Christine eventually left her position at the Vancouver Aboriginal Transformative Justice Services Society to be present in her homelands, working for the Skeena Wild Conservation Trust to bring bringing together multiple nations and other stakeholders to wage a battle against Petronas and the then-Liberal provincial government that supported the project.
Her hard work paid off. In 2017 Petronas announced the cancellation of the project and in 2019, after a two-day Salmon Summit she helped to coordinate, the Lelu Island Declaration was signed into law by an unprecedented coalition of First Nations leaders, local residents and federal and provincial politicians, permanently protecting the area from any further development.
Being the mother of five children and having re-settled near her home community after 24 years of living in the city, Christine was apprehensive to move again. However, the position of CEO with Coastal First Nations was calling her name.
Haida leader Guujaaw, who had always taken the time to mentor her both in leadership and politics, really encouraged her to take the position, along with another close friend and mentors that she worked along side with. “It was simply too good to pass up,” she said. Now six months into the position, Christine is determined, optimistic and committed to serving the nine distinct communities that make up Coastal First Nations, despite the challenges she knows she will face.
“These are government to government relationships and negotiations, and CFN is here to work for the communities we serve,” she explained. “One major challenge is that our funding is still piecemeal and yet our workload is always increasing; it’s important for our organization to be properly supported to continue to do the work our communities expect of us.”

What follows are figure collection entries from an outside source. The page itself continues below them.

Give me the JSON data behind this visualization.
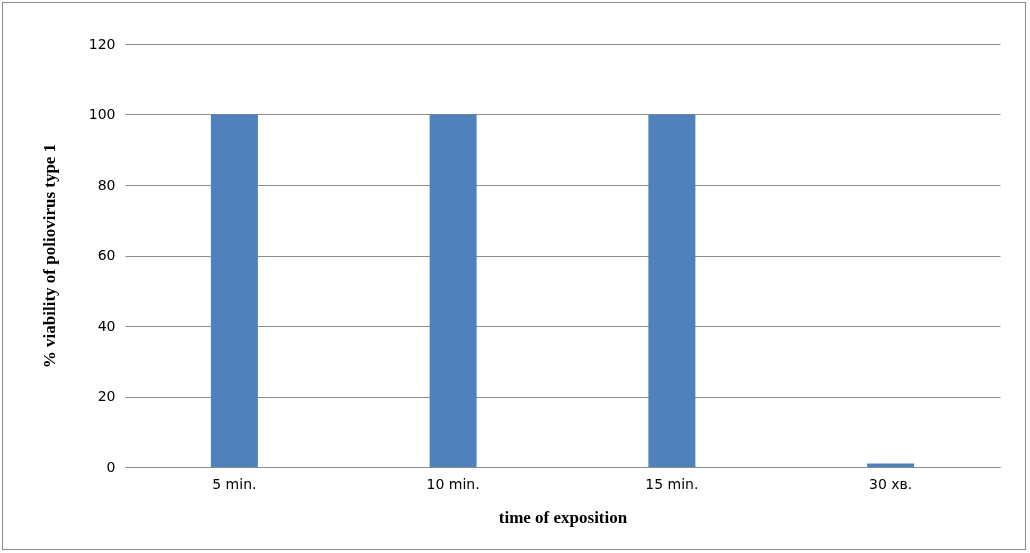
{
  "chart_data": {
    "type": "bar",
    "xlabel": "time of exposition",
    "ylabel": "% viability  of poliovirus  type 1",
    "categories": [
      "5 min.",
      "10 min.",
      "15 min.",
      "30 хв."
    ],
    "series": [
      {
        "color": "#4f81bd",
        "values": [
          100,
          100,
          100,
          1
        ]
      }
    ],
    "ylim": [
      0,
      120
    ],
    "yticks": [
      0,
      20,
      40,
      60,
      80,
      100,
      120
    ],
    "grid": "y",
    "legend": false
  }
}
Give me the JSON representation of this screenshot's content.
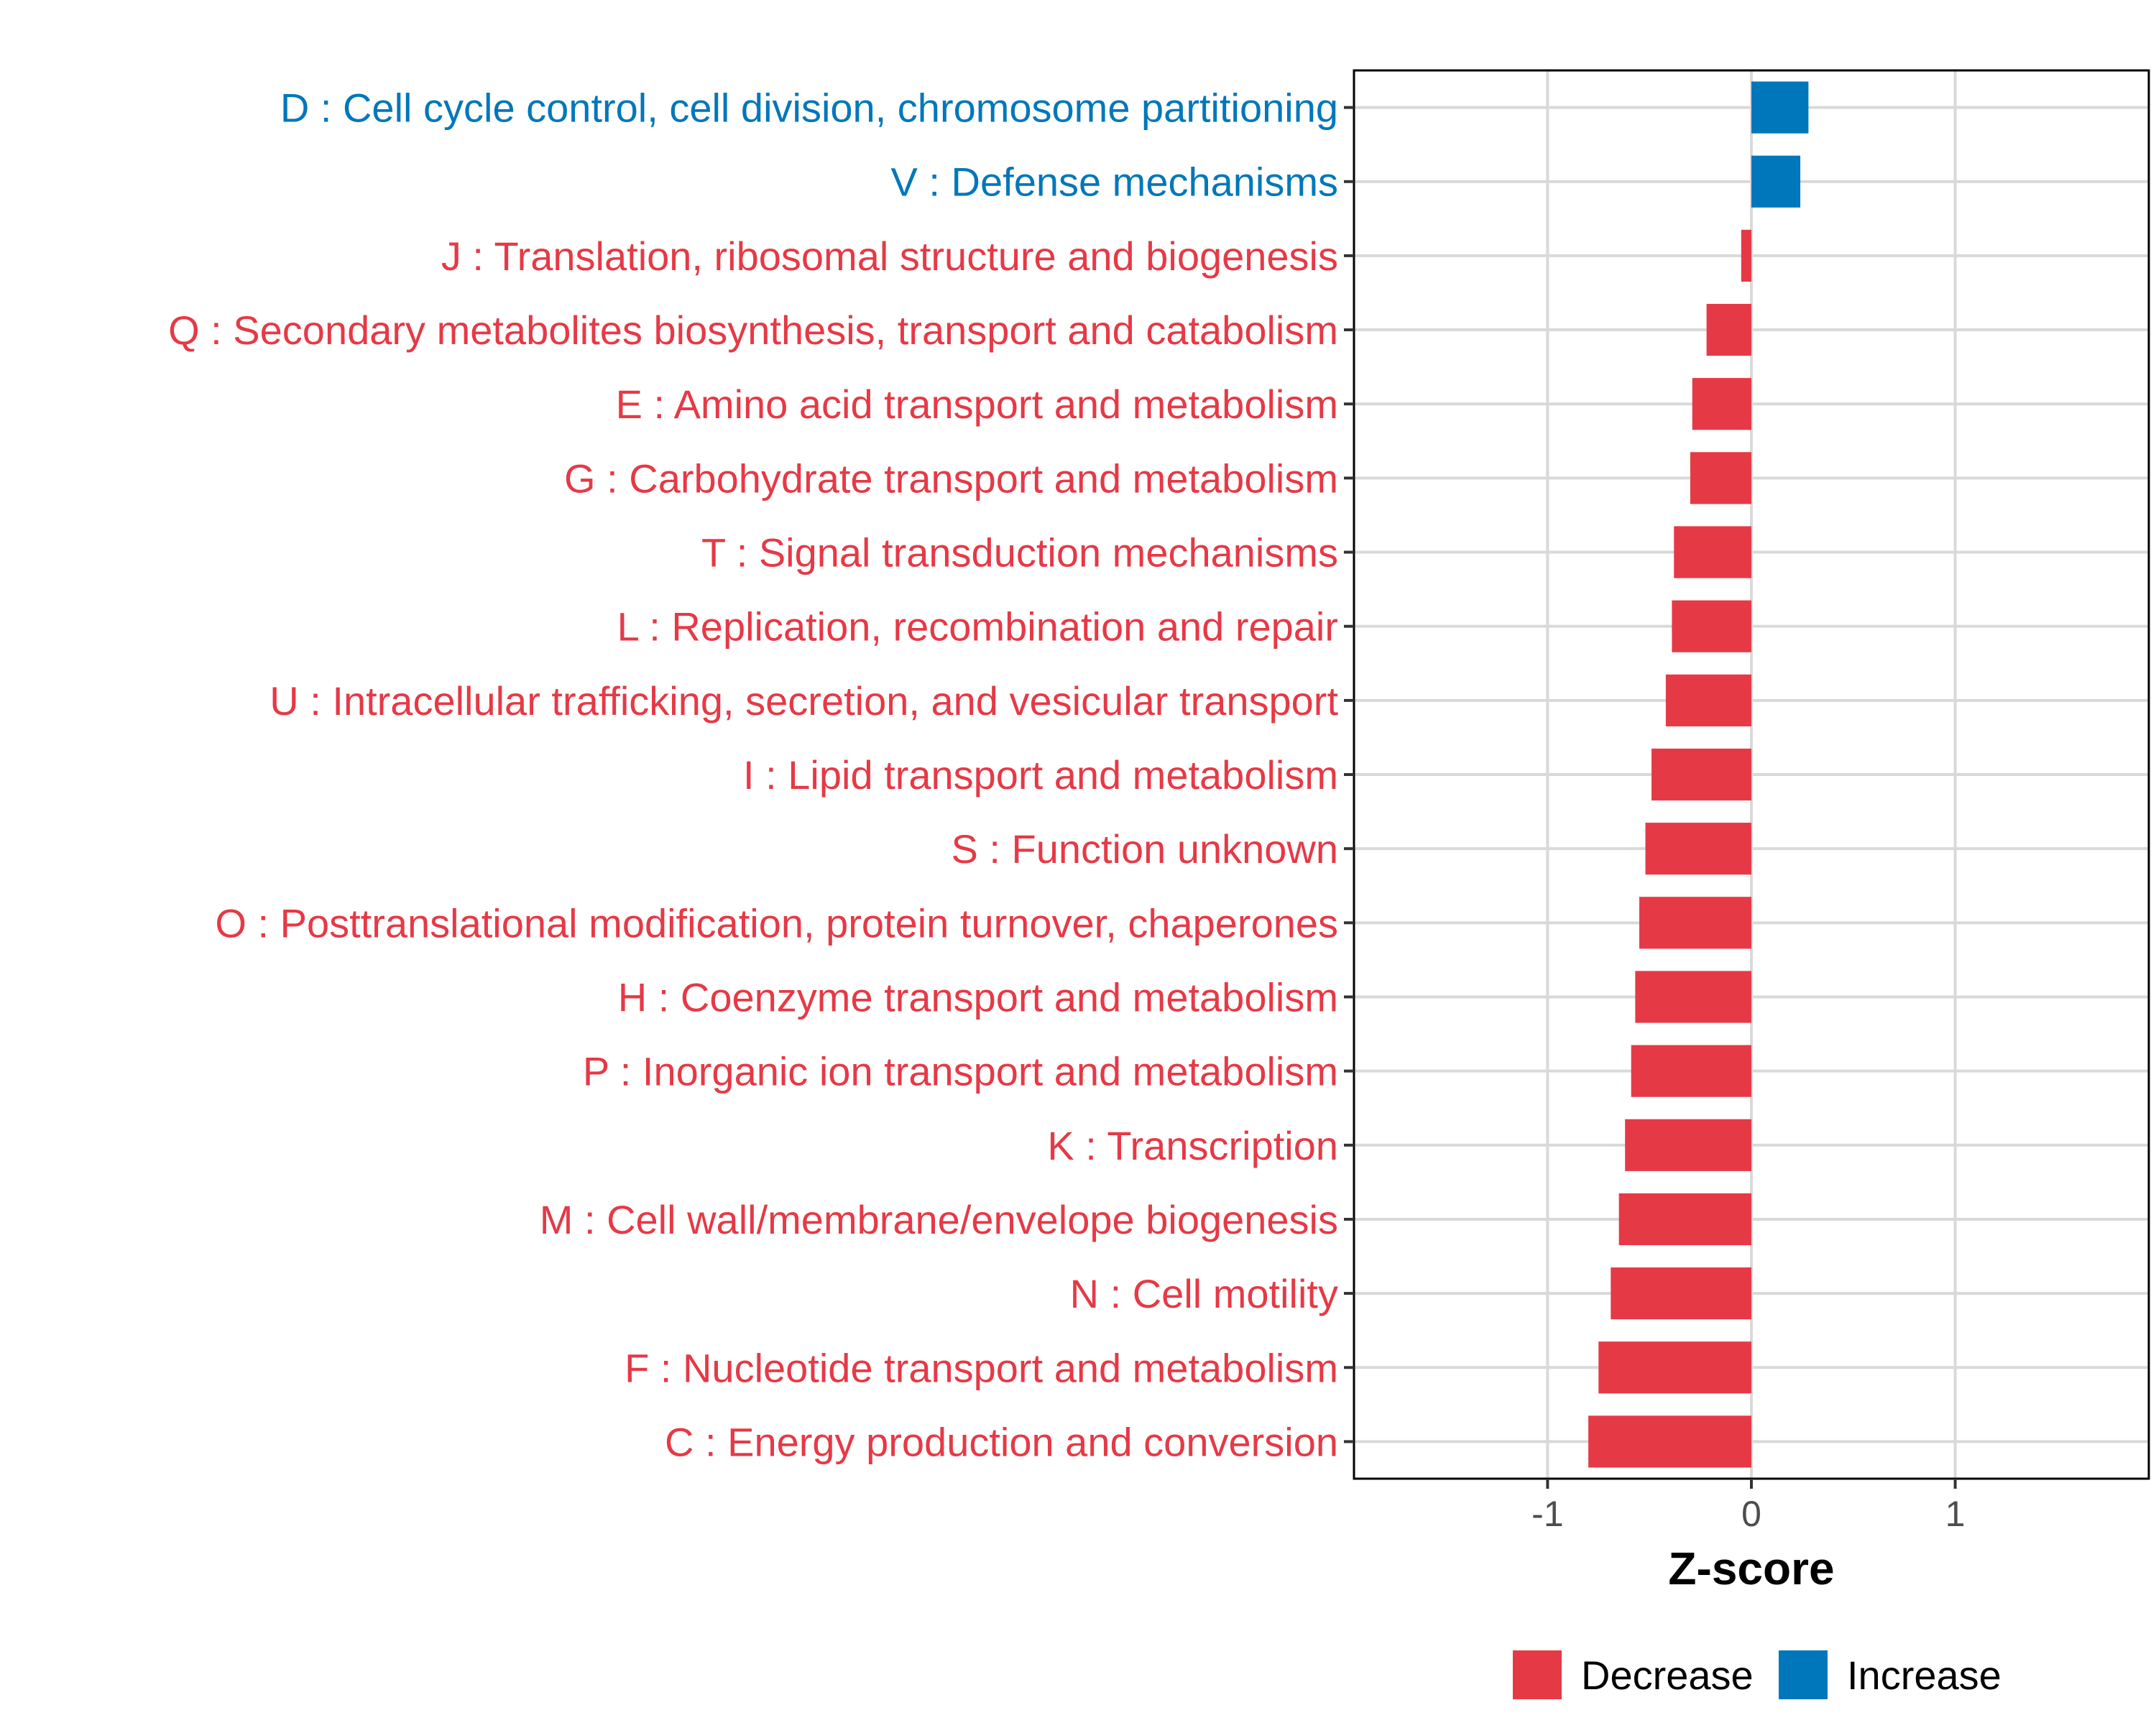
{
  "chart_data": {
    "type": "bar",
    "orientation": "horizontal",
    "title": "",
    "xlabel": "Z-score",
    "ylabel": "",
    "xlim": [
      -1.95,
      1.95
    ],
    "xticks": [
      -1,
      0,
      1
    ],
    "xtick_labels": [
      "-1",
      "0",
      "1"
    ],
    "grid": true,
    "legend_position": "bottom",
    "colors": {
      "Decrease": "#E63946",
      "Increase": "#0077BB"
    },
    "categories": [
      "D : Cell cycle control, cell division, chromosome partitioning",
      "V : Defense mechanisms",
      "J : Translation, ribosomal structure and biogenesis",
      "Q : Secondary metabolites biosynthesis, transport and catabolism",
      "E : Amino acid transport and metabolism",
      "G : Carbohydrate transport and metabolism",
      "T : Signal transduction mechanisms",
      "L : Replication, recombination and repair",
      "U : Intracellular trafficking, secretion, and vesicular transport",
      "I : Lipid transport and metabolism",
      "S : Function unknown",
      "O : Posttranslational modification, protein turnover, chaperones",
      "H : Coenzyme transport and metabolism",
      "P : Inorganic ion transport and metabolism",
      "K : Transcription",
      "M : Cell wall/membrane/envelope biogenesis",
      "N : Cell motility",
      "F : Nucleotide transport and metabolism",
      "C : Energy production and conversion"
    ],
    "values": [
      0.28,
      0.24,
      -0.05,
      -0.22,
      -0.29,
      -0.3,
      -0.38,
      -0.39,
      -0.42,
      -0.49,
      -0.52,
      -0.55,
      -0.57,
      -0.59,
      -0.62,
      -0.65,
      -0.69,
      -0.75,
      -0.8
    ],
    "groups": [
      "Increase",
      "Increase",
      "Decrease",
      "Decrease",
      "Decrease",
      "Decrease",
      "Decrease",
      "Decrease",
      "Decrease",
      "Decrease",
      "Decrease",
      "Decrease",
      "Decrease",
      "Decrease",
      "Decrease",
      "Decrease",
      "Decrease",
      "Decrease",
      "Decrease"
    ],
    "legend": [
      "Decrease",
      "Increase"
    ]
  }
}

A big part of her new role is to connect with CFN’s member communities and support them as they pursue their collective and individual goals, drawing on their shared cultural strengths and fierce commitment to the conservation and protection of their territories.
“I’m fortunate to have a deep understanding of this unique place and its people,” Christine shared. “These cultural beliefs seep into my work and help me to speak on behalf of our CFN communities. We are here to be of service to them, and it’s important that they hear that message.”